Rattle of a Simple Man. "Have ye got a dartboard?" asks the scoutmaster from Manchester. There are no tiddlywinks at hand, and the London prostitute with whom he is spending the night to win a -L-50 bet on his virility has grown weary of ticktacktoe. "You're not oldfashioned, darling," she coos at last. "You're unbelievable."

Actually, Percy (Harry H. Corbett) seems entirely believable as a Lancashire bloke of almost invincible rectitude. For 39 years he has been a virgin, and that is the crux of this lacklusty comedy adapted from a London and Broadway play. The boob and the bawd (Diane Cilento, the gamekeeper's daughter of Tom Jones) meet, maunder, tell one another pathetic little lies, and slowly uncover their loneliness.
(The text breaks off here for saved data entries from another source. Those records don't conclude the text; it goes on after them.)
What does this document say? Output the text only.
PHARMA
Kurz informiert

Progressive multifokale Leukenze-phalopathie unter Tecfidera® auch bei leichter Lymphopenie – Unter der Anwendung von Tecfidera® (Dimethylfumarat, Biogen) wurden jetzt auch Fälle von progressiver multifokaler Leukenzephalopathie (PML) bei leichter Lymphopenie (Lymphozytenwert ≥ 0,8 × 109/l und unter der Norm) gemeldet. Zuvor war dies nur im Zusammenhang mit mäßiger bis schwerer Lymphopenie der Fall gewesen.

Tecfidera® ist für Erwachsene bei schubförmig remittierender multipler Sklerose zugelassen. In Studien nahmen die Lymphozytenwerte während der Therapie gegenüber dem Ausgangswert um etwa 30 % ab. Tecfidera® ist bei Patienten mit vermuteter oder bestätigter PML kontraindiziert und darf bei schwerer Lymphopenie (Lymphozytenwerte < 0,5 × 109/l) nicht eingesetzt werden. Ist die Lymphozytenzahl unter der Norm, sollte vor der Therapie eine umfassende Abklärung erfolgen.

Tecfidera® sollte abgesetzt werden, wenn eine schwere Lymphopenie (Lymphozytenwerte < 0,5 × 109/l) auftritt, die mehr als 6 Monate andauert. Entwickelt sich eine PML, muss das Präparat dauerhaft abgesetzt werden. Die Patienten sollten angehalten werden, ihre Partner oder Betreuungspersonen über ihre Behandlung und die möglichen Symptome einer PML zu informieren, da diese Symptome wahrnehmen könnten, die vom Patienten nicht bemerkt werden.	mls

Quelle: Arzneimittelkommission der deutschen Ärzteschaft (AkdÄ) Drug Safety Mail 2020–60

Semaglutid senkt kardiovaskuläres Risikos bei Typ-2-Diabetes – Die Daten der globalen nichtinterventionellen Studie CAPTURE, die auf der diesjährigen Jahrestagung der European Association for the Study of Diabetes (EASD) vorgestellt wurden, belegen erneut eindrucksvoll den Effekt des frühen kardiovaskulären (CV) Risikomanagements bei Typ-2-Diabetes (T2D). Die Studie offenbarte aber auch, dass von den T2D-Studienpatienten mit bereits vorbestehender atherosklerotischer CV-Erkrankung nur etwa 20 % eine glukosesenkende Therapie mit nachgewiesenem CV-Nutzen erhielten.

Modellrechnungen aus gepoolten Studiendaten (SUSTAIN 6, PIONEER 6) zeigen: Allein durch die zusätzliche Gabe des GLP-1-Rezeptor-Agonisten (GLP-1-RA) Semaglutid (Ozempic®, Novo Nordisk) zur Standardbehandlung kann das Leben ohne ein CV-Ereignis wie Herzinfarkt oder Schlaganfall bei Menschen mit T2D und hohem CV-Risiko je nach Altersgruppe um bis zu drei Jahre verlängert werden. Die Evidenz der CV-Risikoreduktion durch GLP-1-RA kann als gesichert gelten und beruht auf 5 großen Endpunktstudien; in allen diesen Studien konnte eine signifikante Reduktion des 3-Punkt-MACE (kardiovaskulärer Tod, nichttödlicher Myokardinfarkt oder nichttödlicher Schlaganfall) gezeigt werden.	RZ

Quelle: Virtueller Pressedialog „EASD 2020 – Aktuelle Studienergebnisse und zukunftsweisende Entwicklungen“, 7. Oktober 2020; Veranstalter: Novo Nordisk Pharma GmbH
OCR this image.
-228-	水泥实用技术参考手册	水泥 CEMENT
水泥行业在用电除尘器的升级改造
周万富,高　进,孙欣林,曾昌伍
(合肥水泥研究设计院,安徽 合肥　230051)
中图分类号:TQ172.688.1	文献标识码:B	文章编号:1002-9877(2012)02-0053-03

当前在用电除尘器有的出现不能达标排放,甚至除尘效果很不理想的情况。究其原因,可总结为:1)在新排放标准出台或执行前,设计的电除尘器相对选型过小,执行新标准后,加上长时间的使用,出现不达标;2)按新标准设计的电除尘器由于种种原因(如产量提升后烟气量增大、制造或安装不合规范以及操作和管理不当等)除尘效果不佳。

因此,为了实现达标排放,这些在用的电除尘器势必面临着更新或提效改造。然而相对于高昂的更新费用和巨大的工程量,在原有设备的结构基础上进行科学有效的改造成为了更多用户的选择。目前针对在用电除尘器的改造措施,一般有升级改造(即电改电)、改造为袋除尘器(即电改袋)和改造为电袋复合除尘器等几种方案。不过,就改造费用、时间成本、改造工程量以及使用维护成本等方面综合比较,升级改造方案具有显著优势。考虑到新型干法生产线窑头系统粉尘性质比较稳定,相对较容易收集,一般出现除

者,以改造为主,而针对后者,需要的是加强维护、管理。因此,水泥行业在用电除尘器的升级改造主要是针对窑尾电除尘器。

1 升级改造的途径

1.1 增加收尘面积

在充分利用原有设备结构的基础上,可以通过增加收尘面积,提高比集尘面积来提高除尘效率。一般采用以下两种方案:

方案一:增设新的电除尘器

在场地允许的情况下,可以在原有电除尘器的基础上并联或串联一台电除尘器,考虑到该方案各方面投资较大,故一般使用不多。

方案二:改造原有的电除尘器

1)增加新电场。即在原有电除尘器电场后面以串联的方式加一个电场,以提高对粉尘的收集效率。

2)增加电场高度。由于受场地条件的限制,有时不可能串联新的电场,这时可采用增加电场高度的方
Expanded to fill the screen, such theatrical twosomes are more often swallowed by it, and Simple Man is no exception. Actress Cilento, strikingly miscast, has the style and quality for a more respectable trade. Worse still, added scenes and nonessential characters only give the viewers time to think dark thoughts, and in the duller stretches, some may wonder whether the to-bed-or-not-to-bed urgency that besets a working-class lout is really much different from the decision that Doris Day has faced so often and so bravely.